Cassazione, Sez. II, 17 maggio 2010, n. 18613 Avvocati, non è legittimo impedimento la rinuncia dalle udienze del penalista

Sentenza scelta dal dott. Domenico Cirasole

Svolgimento del processo

Con sentenza in data 27 gennaio 2009, la Corte d’appello di Trieste, 2ª sezione penale, confermava la sentenza del GUP del Tribunale di Pordenone, con la quale l’appellante Baù Johnny era stato dichiarato colpevole dei delitti di rapina e dei reati satelliti contestati e condannato, concesse le attenuanti generiche prevalenti, ritenuta la continuazione e con la diminuente del rito, alla pena di tre anni due mesi di reclusione ed Euro 1.000 di multa con interdizione dai pubblici uffici per cinque anni.

La Corte territoriale, rigetta la richiesta di rinvio del difensore per adesione all’astensione delle udienze al rilievo che si trattava di provvedimento celebrato in Camera di Consiglio, nel merito riteneva infondata la richiesta riduzione della pena.

Contro tale decisione ha proposto tempestivo ricorso l’imputato, che ne ha chiesto l’annullamento per inosservanza dell’art. 420 ter c. 5 c.p.p. per non aver disposto il rinvio dell’udienza per impedimento del difensore.

Motivi della decisione

Il ricorso è infondato manifestamente.

“Il legittimo impedimento del difensore, quale causa di rinvio dell’udienza, non rileva nei procedimenti in Camera di consiglio, per i quali è previsto che i difensori, il Pubblico Ministero e le altre parti interessate siano sentiti solo se compaiono” (Cass. Sez. 6, 19.2 – 1.4.2009 n. 14396).

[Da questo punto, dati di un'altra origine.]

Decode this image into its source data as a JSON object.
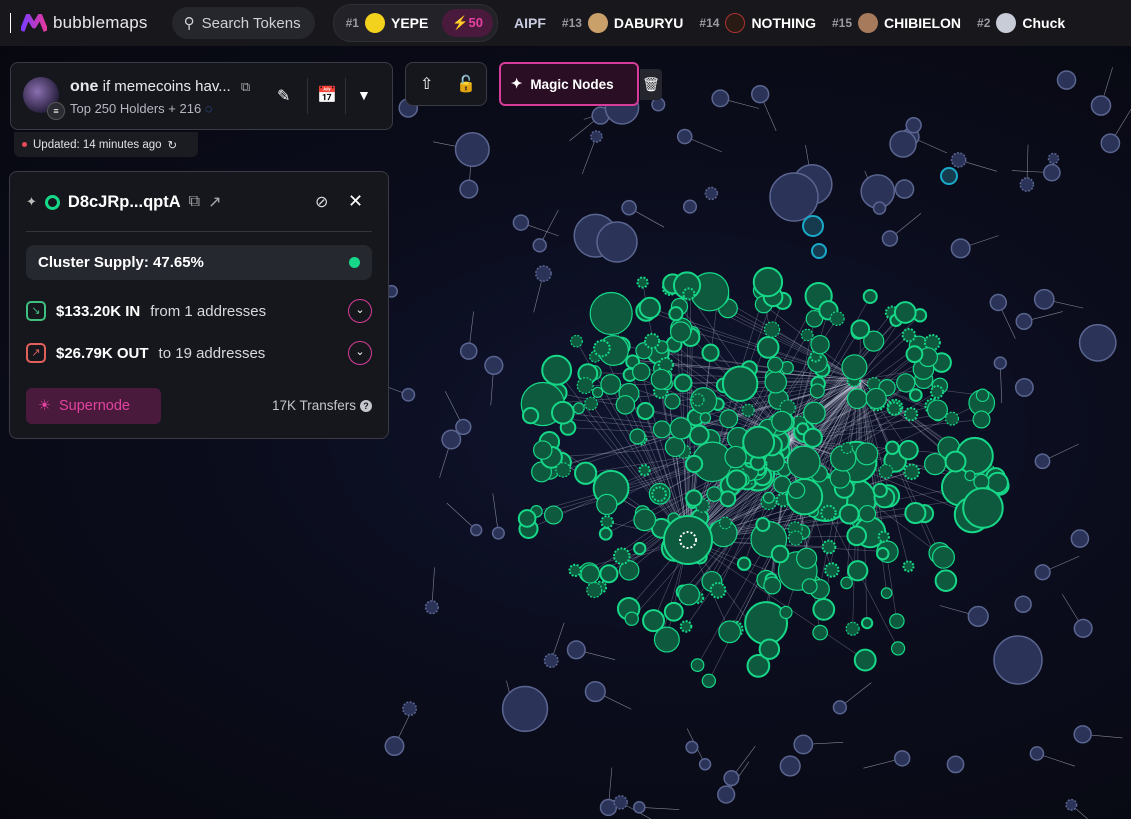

L’art. 443 c. 3 c.p.p. stabilisce che il giudizio di appello si svolge nelle forme dell’art. 599 c.p.p. il quale rinvia all’art. 127 i cui commi 3 e 7 disciplinano in maniera autonoma, rispetto alla generale disciplina dell’art. 420 ter c.p.p., il rinvio del processo per legittimo impedimento. Il rinvio è infatti previsto solo per il legittimo impedimento dell’imputato, non anche per quello del difensore.

Né è ravvisabile la violazione dei parametri costituzionali dettati dagli artt. 3 e 24 della Costituzione, posto che il diverso trattamento è qualificato dalla scelta del rito abbreviato (oltre che dalla materia del contendere, che nel caso aveva ad oggetto solo l’entità della pena).

Non sfugge il diverso orientamento giurisprudenziale citato dal ricorrente, ma si tratta di decisione isolata.

Va ribadito che “l’astensione dell’attività defensionale proclamata dall’Unione delle Camere Penali Italiane non si configura come diritto di sciopero e non ricade sotto la specifica protezione dell’art. 40 della Costituzione trattandosi invece di una libertà riconducibile al diverso ambito del diritto di associazione (art. 18 Cost.) che trova un limite nei diritti fondamentali dei soggetti destinatari della funzione giudiziaria e cioè nel diritto di azione e di difesa di cui all’art. 25 Cost. e nei principi di ordine generale che sono posti a tutela della giurisdizione inclusa la ragionevole durata del processo (v. Corte Cost. sentenza n. 171 del 1996). Essa trova ulteriore limite nell’obbligo di un congruo avviso e di un ragionevole limite temporale dell’astensione, nonché nella necessità che siano previsti strumenti idonei ad individuare ed assicurare gli strumenti idonei ad individuare e assicurare le prestazioni essenziali”. (Cass. Sez. 3, 21.3 – 7.5.2007 n. 17269).

Il ricorso deve essere dichiarato inammissibile, con condanna del ricorrente al pagamento delle spese processuali e di somma in favore della Cassa delle ammende che, in ragione dei profili di colpa desumibili dalle rilevate cause di inammissibilità, si quantifica in 1.000,00 Euro.

P.Q.M.

Dichiara inammissibile il ricorso e condanna il ricorrente al pagamento delle spese processuali e della somma di Euro 1.000,00 alla Cassa delle ammende.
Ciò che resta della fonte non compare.